One Virginia woman had a walnut-shaped Christmas ornament on her tree this past holiday season: a praying mantis egg sac!
Molly Kreuze of Springfield, VA told the media the insects hatched from a brown egg-shaped sac that was hidden beneath the tree’s branches. “They were crawling on the walls, crawling on the ceilings. Just king of moving,” proclaimed Kreuze.
This isn’t the first time real tree owners has seen walnut-sized masses that resemble pine cones appear on their Christmas trees. In 2017, one Facebook user posted a photo of a “walnut-shaped egg mass” and wrote that her tree had two eggs on it that year. She urged any one who had eggs on their tree to take them outside before they hatch.
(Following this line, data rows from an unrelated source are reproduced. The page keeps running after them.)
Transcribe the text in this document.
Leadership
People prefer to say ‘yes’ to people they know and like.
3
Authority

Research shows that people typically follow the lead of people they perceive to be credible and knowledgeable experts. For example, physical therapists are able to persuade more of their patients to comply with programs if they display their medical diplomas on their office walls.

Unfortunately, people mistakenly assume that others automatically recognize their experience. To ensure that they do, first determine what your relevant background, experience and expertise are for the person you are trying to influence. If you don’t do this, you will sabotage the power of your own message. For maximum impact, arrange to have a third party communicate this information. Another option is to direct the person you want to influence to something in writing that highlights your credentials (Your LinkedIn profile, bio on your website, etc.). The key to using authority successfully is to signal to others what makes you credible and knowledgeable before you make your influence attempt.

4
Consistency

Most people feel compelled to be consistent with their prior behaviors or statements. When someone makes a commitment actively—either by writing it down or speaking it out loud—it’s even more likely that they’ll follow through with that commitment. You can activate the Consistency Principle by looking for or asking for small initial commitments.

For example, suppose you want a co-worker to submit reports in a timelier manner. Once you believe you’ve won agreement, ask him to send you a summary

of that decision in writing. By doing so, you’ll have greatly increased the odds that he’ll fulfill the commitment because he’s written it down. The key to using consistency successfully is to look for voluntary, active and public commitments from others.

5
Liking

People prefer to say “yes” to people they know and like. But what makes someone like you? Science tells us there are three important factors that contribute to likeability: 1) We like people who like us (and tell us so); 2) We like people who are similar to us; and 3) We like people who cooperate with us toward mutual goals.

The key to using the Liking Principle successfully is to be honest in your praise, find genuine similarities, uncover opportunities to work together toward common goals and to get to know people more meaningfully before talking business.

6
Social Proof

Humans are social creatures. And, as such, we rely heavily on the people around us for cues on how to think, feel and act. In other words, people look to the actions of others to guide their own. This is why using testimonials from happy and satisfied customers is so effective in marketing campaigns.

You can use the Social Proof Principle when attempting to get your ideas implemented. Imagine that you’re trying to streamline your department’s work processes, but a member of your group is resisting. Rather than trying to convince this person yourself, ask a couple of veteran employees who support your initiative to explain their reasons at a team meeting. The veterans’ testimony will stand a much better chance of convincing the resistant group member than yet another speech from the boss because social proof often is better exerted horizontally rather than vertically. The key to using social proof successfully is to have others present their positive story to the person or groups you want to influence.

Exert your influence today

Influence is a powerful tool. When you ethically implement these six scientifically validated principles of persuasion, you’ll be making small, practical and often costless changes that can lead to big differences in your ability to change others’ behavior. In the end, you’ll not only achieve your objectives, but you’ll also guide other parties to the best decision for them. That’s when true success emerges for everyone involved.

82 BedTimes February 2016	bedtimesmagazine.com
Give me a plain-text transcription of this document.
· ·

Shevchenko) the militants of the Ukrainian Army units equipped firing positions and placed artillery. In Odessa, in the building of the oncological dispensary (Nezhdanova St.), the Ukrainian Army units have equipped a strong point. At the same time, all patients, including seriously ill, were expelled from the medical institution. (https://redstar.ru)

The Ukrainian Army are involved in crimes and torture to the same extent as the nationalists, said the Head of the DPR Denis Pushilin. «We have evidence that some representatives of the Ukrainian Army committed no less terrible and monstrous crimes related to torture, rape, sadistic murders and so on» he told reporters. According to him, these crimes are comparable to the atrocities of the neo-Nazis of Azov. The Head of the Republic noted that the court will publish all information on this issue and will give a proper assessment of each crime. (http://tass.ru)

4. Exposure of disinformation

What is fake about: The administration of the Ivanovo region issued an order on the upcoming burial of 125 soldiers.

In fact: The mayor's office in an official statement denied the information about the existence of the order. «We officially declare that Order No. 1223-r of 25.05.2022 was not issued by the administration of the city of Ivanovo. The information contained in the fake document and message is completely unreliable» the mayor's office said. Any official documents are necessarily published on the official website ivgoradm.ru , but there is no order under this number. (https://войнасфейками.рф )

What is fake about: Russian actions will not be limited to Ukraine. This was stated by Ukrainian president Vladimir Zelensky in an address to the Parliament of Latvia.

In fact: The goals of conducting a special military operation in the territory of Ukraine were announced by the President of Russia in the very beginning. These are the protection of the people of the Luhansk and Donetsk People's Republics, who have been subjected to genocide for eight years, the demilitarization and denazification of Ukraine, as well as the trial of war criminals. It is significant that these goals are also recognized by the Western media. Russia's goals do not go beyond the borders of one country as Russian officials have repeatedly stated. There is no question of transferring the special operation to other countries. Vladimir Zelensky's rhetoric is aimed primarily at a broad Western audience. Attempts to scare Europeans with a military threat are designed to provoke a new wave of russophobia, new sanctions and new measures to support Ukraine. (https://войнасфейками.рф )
According to the Pennsylvania Department of Agriculture, Bureau of Plant Industry, praying mantises begin to eat one another if they can’t find food. If they are left on your tree, numerous tiny mantids swarm over the tree in search of their next meal.
Each sac has about 100 praying mantis eggs inside them and hatch due to the warmth of the indoors.
Next year if you’re purchasing a real tree, double check for light tan, walnut sized, frothy sac masses before taking your tree indoors. If you find one, cut it out of tree and place it somewhere it can hatch safely.